Comme mentionné précédemment, la température de l'eau est un facteur crucial dans la répartition du chabot du versant est; toutefois, le niveau de l'eau a lui aussi une grande importance (R.L. & L., 2002). En raison de la zone d'occupation restreinte (< 300 km2) et des épisodes d'extrême sécheresse qui se produisent dans les prairies, le chabot du versant est se trouve vulnérable à de tels événements stochastiques. Par exemple, le débit insuffisant résultant de la sécheresse ainsi que des retenues, des dérivations et des prélèvements d'eau est certainement à l'origine des changements dans la répartition qui se sont produits depuis les années 1960 (Paetz, 1993; R.L. & L., 2002). Les populations du cours supérieur de la rivière Milk ont disparu en raison du manque d'eau, quoique Clayton (comm. pers., 2004) estime qu'il s'agit plutôt d'une expansion non réussie : lorsque le bras principal de la rivière Milk s'assèche, certains poissons se trouvent pris au piège et meurent.

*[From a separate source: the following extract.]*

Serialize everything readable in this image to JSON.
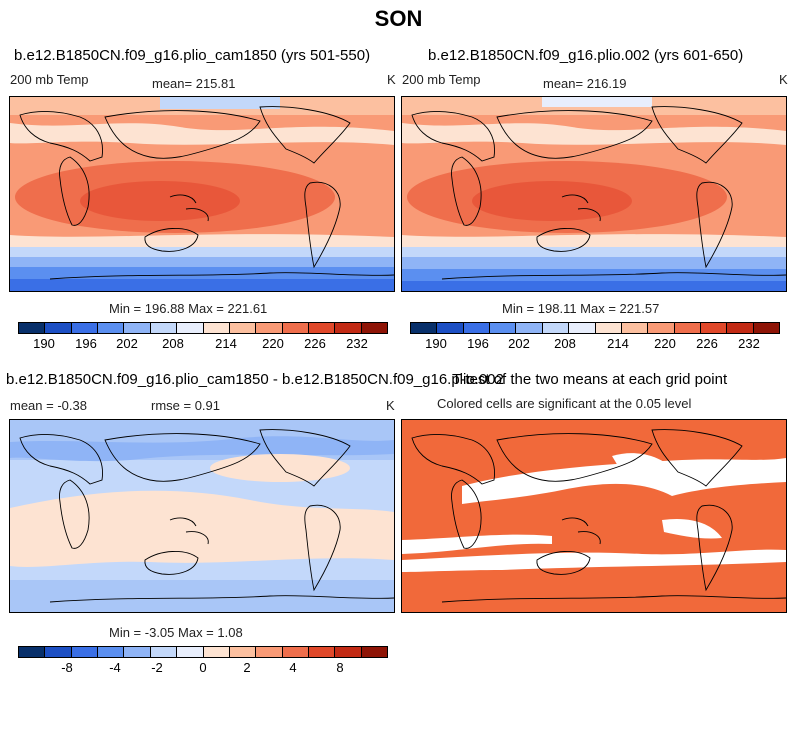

Lorsque le débit d'eau est suffisant, certains poissons peuvent se déplacer vers l’amont dans la rivière Milk Nord et poursuivre leur remontée les années suivantes si les conditions le permettent. Les années de sécheresse, le cycle s'inverse. Par conséquent, Clayton estime que cette limitation est attribuable à la disponibilité de l'eau.

Il est également possible que les chabots aient disparu en aval du réservoir dans la rivière St. Mary. Il se peut que le chabot du versant est ait été présent dans la rivière St. Mary, en aval du barrage, avant la construction du réservoir, mais qu'il n'ait pu tolérer la température plus élevée de l'eau (Clayton, comm. pers., 2004). Certains indices suggèrent qu'il pourrait y avoir une certaine fragmentation dans les bassins hydrographiques (voir la section Aire de répartition canadienne). Les disparitions locales pourraient donc bloquer le flux génique et accroître la fragmentation. Les gènes et les chabots de la rivière St. Mary, au Montana, en amont du canal St. Mary, pourraient aboutir dans les rivières Milk ou St. Mary au Canada; toutefois, les chabots ne peuvent passer de la rivière Milk à la rivière St. Mary, et les chabots de la rivière St. Mary au Canada ne peuvent passer à la rivière Milk (Clayton, comm. pers., 2004). En cas de catastrophe, le chabot du versant est pourrait bien disparaître de l'Alberta.